同調圧力という言葉がある。職場や社会で少数意見を持つ人に、多数派に合わせるように迫る露骨な、あるいは目に見えない圧力。
テレビや新聞が事あるごとに喧伝する「自粛」や「不謹慎」、あるいは逆に「前向き」や「自分を好きになる」といったポジティブさへの同調圧力に居心地の悪さを感じたことはないだろうか。
夢を持つ、成長する、という「前向き」なことに偏り、暗さを忌避する風潮に疑問を呈するのは『絶望名人カフカの人生論』の著者、頭木弘樹氏。頭木氏は難病で入退院を繰り返した経験から、平和で幸せな日常に絶望するカフカの失意の名言を編訳した。
一方、アメリカ的成功哲学の価値観の押し付けに異議を唱え、世間の「夢」の均質化を懸念するのが『他助論』の著者である清水克衛氏。清水氏は小さな書店の不利を逆手に取って、自身の店「読書のすすめ」のファンを獲得している。
人生のマイナス面に向き合うことの大切さや、一様な価値感への息苦しさを指摘する両氏の対談から見えてくるものは何か。
ベストセラーが入荷せず、開き直ってお客が喜ぶ本を薦め成功
コンビニ店長を経て、1994年に書店「読書のすすめ」を開業。立地条件の悪い小さな書店ながら、“本のソムリエ”としてファンを獲得している。2003年に設立したNPO法人、読書普及協会の理事長でもある。
清水 うちの店(読書のすすめ)は駅から少し離れた場所にあるんですが、開業する時にいろんな人からそんな場所で本屋をやってもダメだと言われました。でも、私はそんなことはないと思っていました。
頭木 それが驚きですよね。普通は駅前とかじゃないですか。
清水 なんか変な自信があったんですよね。うまくいくはずだという。
ところが始めてみると、世間で売れている本がまったく入荷しないんです。これは出版業界特有の仕組みで、取次(本の卸業者)に注文しても小さな本屋にはベストセラーは絶対に入ってこない。
大きな書店が優遇されていて。最初はチクショーと思いました。お客さんがテレビで紹介されていた本を買いに来たりするんですが、店にないんですから。辛かったですね。
ところがある日、吹っ切れたんです。
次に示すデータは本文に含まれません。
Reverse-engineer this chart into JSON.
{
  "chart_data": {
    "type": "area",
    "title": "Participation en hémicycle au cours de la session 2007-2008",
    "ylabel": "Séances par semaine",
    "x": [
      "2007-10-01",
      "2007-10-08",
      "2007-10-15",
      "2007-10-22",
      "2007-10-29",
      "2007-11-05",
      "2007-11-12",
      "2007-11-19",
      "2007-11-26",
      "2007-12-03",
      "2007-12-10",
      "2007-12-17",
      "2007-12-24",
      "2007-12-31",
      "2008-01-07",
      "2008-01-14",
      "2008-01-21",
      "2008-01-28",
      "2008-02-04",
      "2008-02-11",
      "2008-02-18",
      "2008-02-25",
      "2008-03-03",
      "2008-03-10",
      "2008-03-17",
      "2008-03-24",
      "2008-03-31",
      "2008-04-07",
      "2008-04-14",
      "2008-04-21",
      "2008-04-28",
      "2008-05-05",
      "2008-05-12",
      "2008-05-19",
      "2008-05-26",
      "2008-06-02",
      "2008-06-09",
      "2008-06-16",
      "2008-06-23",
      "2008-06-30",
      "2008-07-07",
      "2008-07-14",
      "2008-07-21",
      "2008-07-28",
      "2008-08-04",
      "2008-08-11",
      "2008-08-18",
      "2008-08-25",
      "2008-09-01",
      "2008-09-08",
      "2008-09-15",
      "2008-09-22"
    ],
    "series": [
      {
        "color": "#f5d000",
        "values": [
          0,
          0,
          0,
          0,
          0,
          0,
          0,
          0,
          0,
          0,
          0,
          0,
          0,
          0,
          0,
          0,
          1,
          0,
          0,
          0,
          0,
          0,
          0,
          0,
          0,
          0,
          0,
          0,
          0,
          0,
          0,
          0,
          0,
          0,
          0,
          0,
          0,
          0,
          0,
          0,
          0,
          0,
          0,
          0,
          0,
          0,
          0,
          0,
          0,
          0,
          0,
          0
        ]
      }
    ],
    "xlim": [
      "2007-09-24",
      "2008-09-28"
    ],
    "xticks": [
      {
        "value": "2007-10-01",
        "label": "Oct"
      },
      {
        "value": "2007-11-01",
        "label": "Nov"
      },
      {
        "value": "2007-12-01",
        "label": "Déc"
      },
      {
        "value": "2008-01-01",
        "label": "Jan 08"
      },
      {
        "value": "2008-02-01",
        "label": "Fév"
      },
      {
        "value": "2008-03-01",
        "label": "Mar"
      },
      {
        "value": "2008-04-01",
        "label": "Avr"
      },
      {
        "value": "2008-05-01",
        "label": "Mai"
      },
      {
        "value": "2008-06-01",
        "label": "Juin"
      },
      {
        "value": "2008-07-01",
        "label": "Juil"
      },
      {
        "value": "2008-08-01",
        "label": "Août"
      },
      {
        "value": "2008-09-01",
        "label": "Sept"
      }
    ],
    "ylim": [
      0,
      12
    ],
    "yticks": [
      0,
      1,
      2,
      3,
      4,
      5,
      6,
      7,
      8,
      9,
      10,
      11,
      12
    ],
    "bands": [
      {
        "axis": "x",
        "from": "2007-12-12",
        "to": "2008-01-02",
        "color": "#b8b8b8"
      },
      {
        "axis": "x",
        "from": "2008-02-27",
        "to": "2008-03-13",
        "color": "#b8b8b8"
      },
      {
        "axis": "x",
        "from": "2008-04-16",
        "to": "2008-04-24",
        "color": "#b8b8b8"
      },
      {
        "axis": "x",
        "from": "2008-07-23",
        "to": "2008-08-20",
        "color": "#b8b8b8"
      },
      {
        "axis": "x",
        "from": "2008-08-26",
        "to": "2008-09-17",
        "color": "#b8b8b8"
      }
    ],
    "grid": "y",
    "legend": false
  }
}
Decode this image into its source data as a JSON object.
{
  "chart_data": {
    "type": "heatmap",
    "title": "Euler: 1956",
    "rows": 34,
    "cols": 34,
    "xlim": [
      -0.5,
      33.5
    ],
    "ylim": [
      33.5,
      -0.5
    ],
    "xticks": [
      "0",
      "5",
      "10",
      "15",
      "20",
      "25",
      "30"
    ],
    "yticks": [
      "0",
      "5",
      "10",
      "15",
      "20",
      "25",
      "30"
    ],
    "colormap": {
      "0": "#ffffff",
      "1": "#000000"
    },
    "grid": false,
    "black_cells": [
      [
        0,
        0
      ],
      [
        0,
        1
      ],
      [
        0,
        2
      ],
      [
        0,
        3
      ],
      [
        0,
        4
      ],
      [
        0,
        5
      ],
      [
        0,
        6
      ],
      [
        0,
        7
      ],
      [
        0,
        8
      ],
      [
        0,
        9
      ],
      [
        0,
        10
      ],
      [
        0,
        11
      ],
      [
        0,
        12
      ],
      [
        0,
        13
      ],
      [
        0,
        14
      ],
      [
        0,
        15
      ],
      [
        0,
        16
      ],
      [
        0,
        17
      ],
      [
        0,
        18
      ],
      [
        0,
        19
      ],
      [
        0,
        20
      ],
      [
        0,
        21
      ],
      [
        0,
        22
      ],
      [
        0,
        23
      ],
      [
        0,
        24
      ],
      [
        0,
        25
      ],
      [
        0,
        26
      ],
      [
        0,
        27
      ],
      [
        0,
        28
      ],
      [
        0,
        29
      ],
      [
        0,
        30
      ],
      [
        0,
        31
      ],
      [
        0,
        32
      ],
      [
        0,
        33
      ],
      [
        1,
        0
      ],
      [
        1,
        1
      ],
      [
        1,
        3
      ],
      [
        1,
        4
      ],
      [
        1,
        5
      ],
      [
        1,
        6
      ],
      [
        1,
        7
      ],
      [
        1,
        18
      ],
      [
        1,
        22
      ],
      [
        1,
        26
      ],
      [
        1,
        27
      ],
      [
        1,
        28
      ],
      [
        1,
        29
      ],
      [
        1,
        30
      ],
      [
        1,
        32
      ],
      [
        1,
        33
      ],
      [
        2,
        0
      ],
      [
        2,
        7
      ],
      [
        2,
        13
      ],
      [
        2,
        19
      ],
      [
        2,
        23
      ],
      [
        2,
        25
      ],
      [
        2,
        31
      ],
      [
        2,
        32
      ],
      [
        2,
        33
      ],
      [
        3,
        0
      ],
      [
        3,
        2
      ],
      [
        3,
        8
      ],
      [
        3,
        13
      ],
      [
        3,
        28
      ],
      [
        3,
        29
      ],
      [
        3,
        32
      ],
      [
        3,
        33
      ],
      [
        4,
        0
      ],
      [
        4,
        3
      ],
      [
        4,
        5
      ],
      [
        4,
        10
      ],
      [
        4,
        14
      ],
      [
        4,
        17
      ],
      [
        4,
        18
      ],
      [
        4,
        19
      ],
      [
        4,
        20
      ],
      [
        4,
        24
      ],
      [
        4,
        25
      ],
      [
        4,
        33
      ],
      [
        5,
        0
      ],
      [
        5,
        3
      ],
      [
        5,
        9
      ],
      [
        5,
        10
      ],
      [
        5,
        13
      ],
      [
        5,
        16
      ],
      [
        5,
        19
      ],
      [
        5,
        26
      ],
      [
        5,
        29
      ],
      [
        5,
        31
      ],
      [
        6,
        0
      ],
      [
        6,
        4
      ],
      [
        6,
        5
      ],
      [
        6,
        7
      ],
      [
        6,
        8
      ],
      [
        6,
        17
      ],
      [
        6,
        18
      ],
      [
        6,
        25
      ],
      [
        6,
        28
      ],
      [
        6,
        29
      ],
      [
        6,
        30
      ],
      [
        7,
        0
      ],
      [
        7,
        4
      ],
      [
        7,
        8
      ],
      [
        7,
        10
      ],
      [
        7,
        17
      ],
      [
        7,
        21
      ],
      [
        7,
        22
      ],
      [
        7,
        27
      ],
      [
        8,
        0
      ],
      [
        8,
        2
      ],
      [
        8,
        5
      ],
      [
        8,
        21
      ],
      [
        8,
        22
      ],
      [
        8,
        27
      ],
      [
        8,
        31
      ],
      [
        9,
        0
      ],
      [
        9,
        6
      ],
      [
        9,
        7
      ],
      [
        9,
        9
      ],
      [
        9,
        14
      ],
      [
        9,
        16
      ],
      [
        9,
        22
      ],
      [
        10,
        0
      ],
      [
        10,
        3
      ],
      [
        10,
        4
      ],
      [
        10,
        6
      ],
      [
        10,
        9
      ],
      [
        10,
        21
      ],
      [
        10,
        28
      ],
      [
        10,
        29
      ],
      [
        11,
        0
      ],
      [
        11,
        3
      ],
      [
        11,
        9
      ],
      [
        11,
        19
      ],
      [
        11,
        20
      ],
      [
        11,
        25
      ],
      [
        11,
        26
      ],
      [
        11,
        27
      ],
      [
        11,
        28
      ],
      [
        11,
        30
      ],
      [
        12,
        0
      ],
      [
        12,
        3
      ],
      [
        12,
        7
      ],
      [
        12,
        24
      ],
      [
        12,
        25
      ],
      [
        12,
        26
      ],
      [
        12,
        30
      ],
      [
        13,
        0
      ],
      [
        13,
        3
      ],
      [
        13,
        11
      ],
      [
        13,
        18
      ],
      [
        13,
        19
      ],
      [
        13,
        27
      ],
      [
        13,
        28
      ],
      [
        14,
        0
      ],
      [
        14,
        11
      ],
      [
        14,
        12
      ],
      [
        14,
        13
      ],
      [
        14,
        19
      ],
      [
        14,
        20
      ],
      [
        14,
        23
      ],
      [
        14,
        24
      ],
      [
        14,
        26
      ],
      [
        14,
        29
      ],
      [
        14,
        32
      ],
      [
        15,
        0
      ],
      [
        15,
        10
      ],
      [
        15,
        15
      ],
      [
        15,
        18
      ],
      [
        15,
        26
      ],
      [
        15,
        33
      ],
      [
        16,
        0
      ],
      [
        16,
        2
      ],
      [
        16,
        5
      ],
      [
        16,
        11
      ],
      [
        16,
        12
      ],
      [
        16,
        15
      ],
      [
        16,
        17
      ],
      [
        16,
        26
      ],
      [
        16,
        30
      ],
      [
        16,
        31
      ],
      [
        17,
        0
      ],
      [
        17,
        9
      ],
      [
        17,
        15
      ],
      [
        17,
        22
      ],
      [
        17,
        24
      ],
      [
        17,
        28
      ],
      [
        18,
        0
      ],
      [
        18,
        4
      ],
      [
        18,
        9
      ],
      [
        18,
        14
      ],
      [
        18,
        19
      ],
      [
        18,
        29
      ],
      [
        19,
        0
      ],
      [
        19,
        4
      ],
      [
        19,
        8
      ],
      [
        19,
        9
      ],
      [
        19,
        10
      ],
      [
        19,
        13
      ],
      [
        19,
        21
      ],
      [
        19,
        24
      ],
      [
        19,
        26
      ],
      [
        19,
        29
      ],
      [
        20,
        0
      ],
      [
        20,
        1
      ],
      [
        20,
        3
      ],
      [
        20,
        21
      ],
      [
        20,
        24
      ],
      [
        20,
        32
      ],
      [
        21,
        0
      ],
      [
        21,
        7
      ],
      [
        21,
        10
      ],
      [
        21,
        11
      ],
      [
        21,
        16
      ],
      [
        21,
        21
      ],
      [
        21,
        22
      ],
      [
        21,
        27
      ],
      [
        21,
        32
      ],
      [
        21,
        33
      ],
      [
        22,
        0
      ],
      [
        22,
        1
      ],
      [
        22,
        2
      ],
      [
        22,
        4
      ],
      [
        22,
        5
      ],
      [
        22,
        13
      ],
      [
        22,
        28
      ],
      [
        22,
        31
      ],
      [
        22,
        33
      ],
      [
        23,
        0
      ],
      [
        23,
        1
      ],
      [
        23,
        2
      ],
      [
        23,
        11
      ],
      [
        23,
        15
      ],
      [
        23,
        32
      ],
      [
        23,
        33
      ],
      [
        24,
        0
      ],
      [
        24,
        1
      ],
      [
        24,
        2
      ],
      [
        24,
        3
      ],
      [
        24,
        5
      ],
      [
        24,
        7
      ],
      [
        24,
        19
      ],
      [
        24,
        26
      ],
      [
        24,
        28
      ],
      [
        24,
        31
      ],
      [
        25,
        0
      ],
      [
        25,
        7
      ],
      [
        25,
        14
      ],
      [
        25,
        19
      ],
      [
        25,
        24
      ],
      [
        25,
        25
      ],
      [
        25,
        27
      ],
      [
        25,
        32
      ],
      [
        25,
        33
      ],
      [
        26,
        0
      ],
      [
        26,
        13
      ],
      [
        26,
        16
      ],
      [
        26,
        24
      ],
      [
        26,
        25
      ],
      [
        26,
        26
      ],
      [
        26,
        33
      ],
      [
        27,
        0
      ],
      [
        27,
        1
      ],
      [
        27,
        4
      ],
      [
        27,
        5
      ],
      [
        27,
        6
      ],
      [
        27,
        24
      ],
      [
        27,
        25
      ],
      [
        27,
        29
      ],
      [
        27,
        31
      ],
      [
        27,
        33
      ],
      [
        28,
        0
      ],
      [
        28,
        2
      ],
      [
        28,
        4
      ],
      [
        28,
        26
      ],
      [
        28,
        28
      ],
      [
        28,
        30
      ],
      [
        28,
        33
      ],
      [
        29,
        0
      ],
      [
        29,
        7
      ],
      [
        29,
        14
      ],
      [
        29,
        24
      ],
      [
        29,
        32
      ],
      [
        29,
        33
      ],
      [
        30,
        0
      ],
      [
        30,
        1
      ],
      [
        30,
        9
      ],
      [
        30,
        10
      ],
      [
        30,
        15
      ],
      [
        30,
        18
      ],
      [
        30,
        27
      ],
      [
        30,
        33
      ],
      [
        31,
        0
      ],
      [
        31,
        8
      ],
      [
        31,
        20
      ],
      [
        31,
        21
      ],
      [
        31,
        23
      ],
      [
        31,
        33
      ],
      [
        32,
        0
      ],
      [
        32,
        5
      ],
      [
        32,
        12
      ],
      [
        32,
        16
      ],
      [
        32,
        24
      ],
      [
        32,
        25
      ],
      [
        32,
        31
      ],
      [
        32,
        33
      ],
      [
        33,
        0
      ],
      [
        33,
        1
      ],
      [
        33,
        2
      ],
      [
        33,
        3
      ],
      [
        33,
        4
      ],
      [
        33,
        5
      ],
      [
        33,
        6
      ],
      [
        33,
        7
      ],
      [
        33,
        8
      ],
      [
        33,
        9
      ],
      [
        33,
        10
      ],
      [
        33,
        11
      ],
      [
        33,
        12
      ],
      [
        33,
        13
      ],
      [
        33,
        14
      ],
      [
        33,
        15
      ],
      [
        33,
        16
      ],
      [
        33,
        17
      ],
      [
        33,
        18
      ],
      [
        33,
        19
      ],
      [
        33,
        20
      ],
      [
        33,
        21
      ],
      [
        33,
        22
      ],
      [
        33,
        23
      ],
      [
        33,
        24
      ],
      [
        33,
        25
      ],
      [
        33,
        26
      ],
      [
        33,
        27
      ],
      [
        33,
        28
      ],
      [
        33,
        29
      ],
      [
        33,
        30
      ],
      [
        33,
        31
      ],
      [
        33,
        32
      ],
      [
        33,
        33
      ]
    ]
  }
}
開き直って、「そんな売れてる本なんて要らねーよ」と。
そう思えた時から、「うちは品揃えが悪いですよ」と自信を持って言えるようになり、売り上げがよくなっていった。今は逆に世間で売れている本は頑として入れません。だから『ハリー・ポッター』もない(笑)。
頭木 ベストセラーが入らないということで、自分の好きな本を集めるところから始められたんですか。